John Rossiter has some good advice on how to deal with international publication (there's a PDF of his workshop notes here.) One of the problems he identifies is that academics are too often unable (I would propose unwilling) to "fully understand and analyze typical papers in the top journals" (2). According to Rossiter the vast majority of business school academics cite papers in order to establish very superficial credentials and rarely in order to engage with the theories and methods that ostensibly define their field. If you want to improve your writing skills, he suggests, you may have to improve your reading skills.

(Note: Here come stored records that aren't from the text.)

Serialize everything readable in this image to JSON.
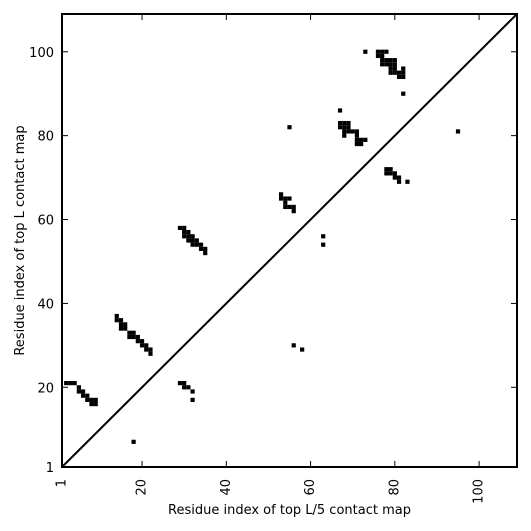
{
  "chart_data": {
    "type": "scatter",
    "xlabel": "Residue index of top L/5 contact map",
    "ylabel": "Residue index of top L contact map",
    "xlim": [
      1,
      109
    ],
    "ylim": [
      1,
      109
    ],
    "xticks": [
      1,
      20,
      40,
      60,
      80,
      100
    ],
    "yticks": [
      1,
      20,
      40,
      60,
      80,
      100
    ],
    "grid": false,
    "marker_color": "#000000",
    "diagonal_line": true,
    "upper_points": [
      [
        2,
        21
      ],
      [
        3,
        21
      ],
      [
        4,
        21
      ],
      [
        5,
        20
      ],
      [
        5,
        19
      ],
      [
        6,
        19
      ],
      [
        6,
        18
      ],
      [
        7,
        18
      ],
      [
        7,
        17
      ],
      [
        8,
        17
      ],
      [
        8,
        16
      ],
      [
        9,
        17
      ],
      [
        9,
        16
      ],
      [
        14,
        37
      ],
      [
        14,
        36
      ],
      [
        15,
        36
      ],
      [
        15,
        35
      ],
      [
        15,
        34
      ],
      [
        16,
        35
      ],
      [
        16,
        34
      ],
      [
        17,
        33
      ],
      [
        17,
        32
      ],
      [
        18,
        33
      ],
      [
        18,
        32
      ],
      [
        19,
        32
      ],
      [
        19,
        31
      ],
      [
        20,
        31
      ],
      [
        20,
        30
      ],
      [
        21,
        30
      ],
      [
        21,
        29
      ],
      [
        22,
        29
      ],
      [
        22,
        28
      ],
      [
        29,
        58
      ],
      [
        30,
        58
      ],
      [
        30,
        57
      ],
      [
        30,
        56
      ],
      [
        31,
        57
      ],
      [
        31,
        56
      ],
      [
        31,
        55
      ],
      [
        32,
        56
      ],
      [
        32,
        55
      ],
      [
        32,
        54
      ],
      [
        33,
        55
      ],
      [
        33,
        54
      ],
      [
        34,
        54
      ],
      [
        34,
        53
      ],
      [
        35,
        53
      ],
      [
        35,
        52
      ],
      [
        53,
        66
      ],
      [
        53,
        65
      ],
      [
        54,
        65
      ],
      [
        54,
        64
      ],
      [
        54,
        63
      ],
      [
        55,
        65
      ],
      [
        55,
        63
      ],
      [
        56,
        63
      ],
      [
        56,
        62
      ],
      [
        67,
        86
      ],
      [
        67,
        83
      ],
      [
        67,
        82
      ],
      [
        68,
        83
      ],
      [
        68,
        82
      ],
      [
        68,
        81
      ],
      [
        68,
        80
      ],
      [
        69,
        83
      ],
      [
        69,
        82
      ],
      [
        69,
        81
      ],
      [
        70,
        81
      ],
      [
        71,
        81
      ],
      [
        71,
        80
      ],
      [
        71,
        79
      ],
      [
        71,
        78
      ],
      [
        72,
        79
      ],
      [
        72,
        78
      ],
      [
        73,
        79
      ],
      [
        76,
        100
      ],
      [
        76,
        99
      ],
      [
        77,
        100
      ],
      [
        77,
        99
      ],
      [
        77,
        98
      ],
      [
        77,
        97
      ],
      [
        78,
        100
      ],
      [
        78,
        98
      ],
      [
        78,
        97
      ],
      [
        79,
        98
      ],
      [
        79,
        97
      ],
      [
        79,
        96
      ],
      [
        79,
        95
      ],
      [
        80,
        98
      ],
      [
        80,
        97
      ],
      [
        80,
        96
      ],
      [
        80,
        95
      ],
      [
        81,
        95
      ],
      [
        81,
        94
      ],
      [
        82,
        96
      ],
      [
        82,
        95
      ],
      [
        82,
        94
      ],
      [
        82,
        90
      ],
      [
        73,
        100
      ],
      [
        55,
        82
      ],
      [
        95,
        81
      ]
    ],
    "lower_points": [
      [
        18,
        7
      ],
      [
        29,
        21
      ],
      [
        30,
        21
      ],
      [
        30,
        20
      ],
      [
        31,
        20
      ],
      [
        32,
        19
      ],
      [
        32,
        17
      ],
      [
        56,
        30
      ],
      [
        58,
        29
      ],
      [
        63,
        56
      ],
      [
        63,
        54
      ],
      [
        78,
        72
      ],
      [
        78,
        71
      ],
      [
        79,
        72
      ],
      [
        79,
        71
      ],
      [
        80,
        71
      ],
      [
        80,
        70
      ],
      [
        81,
        70
      ],
      [
        81,
        69
      ],
      [
        83,
        69
      ]
    ]
  }
}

One way to do this, I often say, is to identify a few pieces of exemplary writing, i.e., major journal papers that you respect and would be willing either to imitate or engage with critically. These are papers that define your field in a very important sense; they articulate your methodological standards and are important indicators of the active state of your theory (see my last post). They also give your editor a sense of how to help you by indicating what you are aiming for.
At the level of the department or research team, Rossiter makes a useful suggestion (4). Try to hold a regular seminar that takes a major article in your field as a point of departure. On this background, someone from your own department should then present some of their recent results. The presenter is thereby forced to make a particular set of empirical results or theoretical considerations relevant within the perspective of an internationally acknowledged peer (one that should of course also be acknowledged by you). Can your own knowledge be articulated in terms provided by another researcher? To what extent? What modifications in the theory or method presented in the major article would be necessary to suit it to your results? How do your results look from the point of view presented in the article? The answers to these sorts of questions are the stuff of a "major article" of your own.
Journals generally publish "new" work, but this does not normally mean especially "original" work. The standard of useful innovation is defined by the existing literature in the field. Creativity in the academic realm lies not just in how we write about what we know, but how we read about what others know.